Directors – Joachim Dos Santos, Kemp Powers, Justin K. Thompson – 2023 – US – Cert. PG – 140m
*****
Assorted Spider-Men and -Women interact across many multiverse worlds as an elite Spider force attempts to prevent their interactions causing disaster – out in UK cinemas on Friday, June 2nd
The first part of a two-part sequel to Spider-Man Into The Spider-Verse (Bob Persichetti, Peter Ramsey, Rodney Rothman, 2018) with the conclusion Spider-Man Beyond The Spider-Verse due for release next year. So be warned: Across ends mid-story with a To Be Continued… legend plastered across the screen.
Having played around with the multiverse concept in Into, Across ramps it up to overload, introducing new worlds with titles that appear on screen before you’ve worked out where you are, making you want to hit pause and stop and take it in. You can’t do that in a public cinema, where the image and sound is sharper than it is in the home but you have no personalised remote control, and that’s a defining characteristic of the theatrical cinema medium.
You can of course go back and see a movie again and again for successive viewings, and I imagine that will be happening a lot with Across during its theatrical run because its visuals are consistently amazing, but once it’s available on a home platform where you can freeze it, go back, look at bits of scenes again, this movie will take on a whole new life as the viewers interact with it at their own pace. I can’t recall feeling this way to exactly this degree about a theatrical movie before, and in the meantime I could happily rewatch it in the cinema on its current run, even at its well over two hours running length.

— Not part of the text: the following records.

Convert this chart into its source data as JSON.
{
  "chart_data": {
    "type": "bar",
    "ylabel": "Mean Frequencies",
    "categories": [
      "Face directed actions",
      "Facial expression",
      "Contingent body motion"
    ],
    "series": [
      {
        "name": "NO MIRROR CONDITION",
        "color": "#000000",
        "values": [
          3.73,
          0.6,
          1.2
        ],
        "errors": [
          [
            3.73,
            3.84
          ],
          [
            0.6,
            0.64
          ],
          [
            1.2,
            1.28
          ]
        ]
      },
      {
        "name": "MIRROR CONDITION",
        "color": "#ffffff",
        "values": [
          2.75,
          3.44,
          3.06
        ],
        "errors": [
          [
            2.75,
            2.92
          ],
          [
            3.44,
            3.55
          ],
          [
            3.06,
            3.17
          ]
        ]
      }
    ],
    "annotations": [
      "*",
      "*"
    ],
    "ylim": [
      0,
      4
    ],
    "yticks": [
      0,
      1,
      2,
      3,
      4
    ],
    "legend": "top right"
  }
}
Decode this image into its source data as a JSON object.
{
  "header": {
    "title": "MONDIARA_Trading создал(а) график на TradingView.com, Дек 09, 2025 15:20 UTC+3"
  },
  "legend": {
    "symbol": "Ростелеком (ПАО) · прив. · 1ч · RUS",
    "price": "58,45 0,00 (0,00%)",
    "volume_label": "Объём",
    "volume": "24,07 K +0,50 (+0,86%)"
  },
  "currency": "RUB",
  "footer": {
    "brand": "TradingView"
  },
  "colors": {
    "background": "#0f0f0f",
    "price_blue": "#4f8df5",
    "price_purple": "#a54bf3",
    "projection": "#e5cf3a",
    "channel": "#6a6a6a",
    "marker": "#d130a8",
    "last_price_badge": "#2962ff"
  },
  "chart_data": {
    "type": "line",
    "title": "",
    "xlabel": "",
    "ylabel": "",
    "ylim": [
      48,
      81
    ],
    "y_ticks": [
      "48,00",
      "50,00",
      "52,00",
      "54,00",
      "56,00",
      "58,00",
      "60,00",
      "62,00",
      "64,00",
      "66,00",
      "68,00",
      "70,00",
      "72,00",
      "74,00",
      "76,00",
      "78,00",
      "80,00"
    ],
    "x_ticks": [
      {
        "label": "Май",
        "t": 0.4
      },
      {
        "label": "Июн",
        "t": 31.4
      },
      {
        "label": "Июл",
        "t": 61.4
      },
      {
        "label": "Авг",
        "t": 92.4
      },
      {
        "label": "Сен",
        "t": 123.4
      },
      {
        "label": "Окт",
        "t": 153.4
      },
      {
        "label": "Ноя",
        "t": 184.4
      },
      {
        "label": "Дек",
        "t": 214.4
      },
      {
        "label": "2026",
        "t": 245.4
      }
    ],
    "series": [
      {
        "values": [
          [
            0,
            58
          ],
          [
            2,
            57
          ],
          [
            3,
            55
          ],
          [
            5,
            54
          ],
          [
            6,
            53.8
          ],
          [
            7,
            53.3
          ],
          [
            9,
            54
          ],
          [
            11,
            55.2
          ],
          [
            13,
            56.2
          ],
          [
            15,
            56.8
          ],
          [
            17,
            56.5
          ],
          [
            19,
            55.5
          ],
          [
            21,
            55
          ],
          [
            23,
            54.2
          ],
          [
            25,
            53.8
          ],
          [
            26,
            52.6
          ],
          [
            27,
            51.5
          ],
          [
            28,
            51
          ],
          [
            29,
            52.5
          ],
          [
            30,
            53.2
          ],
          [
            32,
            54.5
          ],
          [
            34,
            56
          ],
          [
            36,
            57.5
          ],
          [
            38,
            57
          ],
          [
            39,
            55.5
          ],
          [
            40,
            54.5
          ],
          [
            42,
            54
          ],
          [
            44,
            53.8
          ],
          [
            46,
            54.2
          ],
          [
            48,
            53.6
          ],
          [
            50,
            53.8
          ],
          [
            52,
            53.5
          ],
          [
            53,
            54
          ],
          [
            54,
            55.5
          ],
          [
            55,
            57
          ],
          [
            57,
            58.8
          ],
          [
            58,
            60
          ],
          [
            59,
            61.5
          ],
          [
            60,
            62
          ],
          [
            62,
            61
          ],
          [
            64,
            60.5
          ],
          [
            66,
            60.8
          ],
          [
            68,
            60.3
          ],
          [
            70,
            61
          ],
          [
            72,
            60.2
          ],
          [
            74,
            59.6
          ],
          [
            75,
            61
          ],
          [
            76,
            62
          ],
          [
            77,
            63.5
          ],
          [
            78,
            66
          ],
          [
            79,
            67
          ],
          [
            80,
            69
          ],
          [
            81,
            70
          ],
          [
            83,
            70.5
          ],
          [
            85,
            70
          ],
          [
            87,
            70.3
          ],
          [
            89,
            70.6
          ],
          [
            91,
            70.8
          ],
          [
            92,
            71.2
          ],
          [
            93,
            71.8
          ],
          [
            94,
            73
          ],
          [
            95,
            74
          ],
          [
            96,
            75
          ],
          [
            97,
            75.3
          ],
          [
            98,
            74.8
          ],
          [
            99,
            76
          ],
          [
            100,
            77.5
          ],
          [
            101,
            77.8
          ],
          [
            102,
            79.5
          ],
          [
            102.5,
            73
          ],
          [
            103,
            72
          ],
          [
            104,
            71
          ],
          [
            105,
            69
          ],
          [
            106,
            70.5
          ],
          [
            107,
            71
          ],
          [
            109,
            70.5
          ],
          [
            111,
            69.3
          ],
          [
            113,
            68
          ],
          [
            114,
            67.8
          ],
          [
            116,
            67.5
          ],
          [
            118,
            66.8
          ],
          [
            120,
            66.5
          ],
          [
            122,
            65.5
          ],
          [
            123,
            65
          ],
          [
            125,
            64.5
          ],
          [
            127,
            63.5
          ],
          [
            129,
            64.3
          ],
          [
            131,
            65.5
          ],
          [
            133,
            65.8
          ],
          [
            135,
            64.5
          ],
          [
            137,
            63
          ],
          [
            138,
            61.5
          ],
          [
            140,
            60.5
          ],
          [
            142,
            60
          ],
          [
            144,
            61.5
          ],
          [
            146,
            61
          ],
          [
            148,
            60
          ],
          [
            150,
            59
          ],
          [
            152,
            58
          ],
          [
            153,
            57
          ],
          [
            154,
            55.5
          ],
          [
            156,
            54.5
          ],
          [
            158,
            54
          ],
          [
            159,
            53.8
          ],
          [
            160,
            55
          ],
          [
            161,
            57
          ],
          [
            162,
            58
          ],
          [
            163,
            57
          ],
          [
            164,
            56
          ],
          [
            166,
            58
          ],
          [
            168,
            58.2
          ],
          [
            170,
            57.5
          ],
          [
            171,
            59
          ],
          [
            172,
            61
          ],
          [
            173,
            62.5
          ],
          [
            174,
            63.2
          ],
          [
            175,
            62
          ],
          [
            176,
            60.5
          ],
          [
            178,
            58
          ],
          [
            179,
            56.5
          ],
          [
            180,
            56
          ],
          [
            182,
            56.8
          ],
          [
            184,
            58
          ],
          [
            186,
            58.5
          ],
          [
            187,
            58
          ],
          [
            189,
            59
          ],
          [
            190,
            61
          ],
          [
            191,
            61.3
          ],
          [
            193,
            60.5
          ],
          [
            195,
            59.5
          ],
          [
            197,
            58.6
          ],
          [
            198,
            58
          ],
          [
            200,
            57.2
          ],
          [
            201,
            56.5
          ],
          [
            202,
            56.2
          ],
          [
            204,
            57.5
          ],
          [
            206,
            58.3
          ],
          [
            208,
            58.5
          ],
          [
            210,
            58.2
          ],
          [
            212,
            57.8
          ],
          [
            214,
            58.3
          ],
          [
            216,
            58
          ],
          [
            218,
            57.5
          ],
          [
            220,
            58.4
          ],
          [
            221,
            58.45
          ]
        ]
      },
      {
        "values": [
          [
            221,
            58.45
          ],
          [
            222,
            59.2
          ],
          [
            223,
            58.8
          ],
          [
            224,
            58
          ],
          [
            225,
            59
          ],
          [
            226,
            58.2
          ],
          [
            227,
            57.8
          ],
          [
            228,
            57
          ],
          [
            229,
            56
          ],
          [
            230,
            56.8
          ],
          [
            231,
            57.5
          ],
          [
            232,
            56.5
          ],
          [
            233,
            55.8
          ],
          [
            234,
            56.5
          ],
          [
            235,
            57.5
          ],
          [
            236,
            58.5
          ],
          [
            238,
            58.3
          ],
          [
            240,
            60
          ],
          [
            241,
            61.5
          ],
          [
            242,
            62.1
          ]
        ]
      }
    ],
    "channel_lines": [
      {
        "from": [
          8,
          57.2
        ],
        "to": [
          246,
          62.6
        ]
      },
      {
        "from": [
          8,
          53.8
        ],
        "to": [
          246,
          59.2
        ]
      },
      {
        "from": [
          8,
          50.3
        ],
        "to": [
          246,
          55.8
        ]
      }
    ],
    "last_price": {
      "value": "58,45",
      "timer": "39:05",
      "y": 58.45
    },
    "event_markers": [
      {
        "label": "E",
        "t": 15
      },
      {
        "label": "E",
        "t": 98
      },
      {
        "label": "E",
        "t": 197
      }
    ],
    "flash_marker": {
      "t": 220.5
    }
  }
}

As it verse-hops between its many worlds, we find ourself in one episode about a Spider-man or -woman character after another. As white spider-suited Gwen Stacy (voice: Hailee Steinfeld) finds her non-superhero alter-ego in conflict with her cop dad father who in his professional life is determined to track down spider-woman unaware it’s her, and elsewhere Miles Morales (voice: Shameik Moore) struggles to take time out of being Spider-man so he can be given a hard time about his underperformance in his school work in a meeting between his parents Jeff and Rio (voices: Brian Tyree Henry and Luna Lauren Velez) and his high school counselor (voice: Rachel Dratch), you feel sympathy for the characters. One world serves up Peter and Mary Jane Parker (voices: Jake Johnson and Zoë Kravitz) and their cute, crawling Spider-baby, May “Mayday” Parker.
These scenes and others like them are well fleshed out on the page and voice-acted by the cast as effectively as you’ll find in animation anywhere, and they elicit our sympathy even as they provide a welcome break from the slam bang action that makes up much of the film.
Such episodes feel strangely cut off from the overall action arc, which via verse-hopping furnishes serial action set pieces featuring such villains as The Spot (voice: Jason Schwartzman), whose skin is covered in black circular wormhole portals, and The Vulture (voice: Jorma Taccone), rendered like a Leonardo da Vinci notebook drawings on yellowing paper. It takes place in a variety of worlds, the most impressive of which is the futuristic Mumbattan, rendered in the manner of specific 1970s Indian comics complete with its own, local Spider-man variant Pavitr Prabhakar (voice: Karan Soni).
Others include the AI-controlled Nueva York, all blue paper sketches and rough marker comps, home to futuristic Spider-man Miguel O’Hara (voice: Oscar Isaac). There’s even a guitar-wielding, British, Spider-punk Hobie Brown (voice: Daniel Kaluuya) from a xerox-aesthetic, punk rock world. Holding all the action together is an elite crack force The Spider Society whose mission is to ensure no Spider-person does anything to adversely affect the multiverse, their number including motorbike-riding, pregnant, black Spider-woman Jessica Drew (voice: Issa Rae).
In terms of plot and emotional engagement, for this viewer it pales besides Everything Everywhere All At Once (Daniels, 2022), but where Across scores is in its arresting character design, breathtaking animation and spectacular production design, all of which are groundbreaking on every level. These elements have a high repeatability factor – you’ll want to watch the whole thing, or at least its various component parts when it hits home video formats – over and over again.
And yes – it does feature a couple of brief scenes in live action.
Spider-Man Across The Spider-Verse is out in cinemas in the UK on Friday, June 2nd.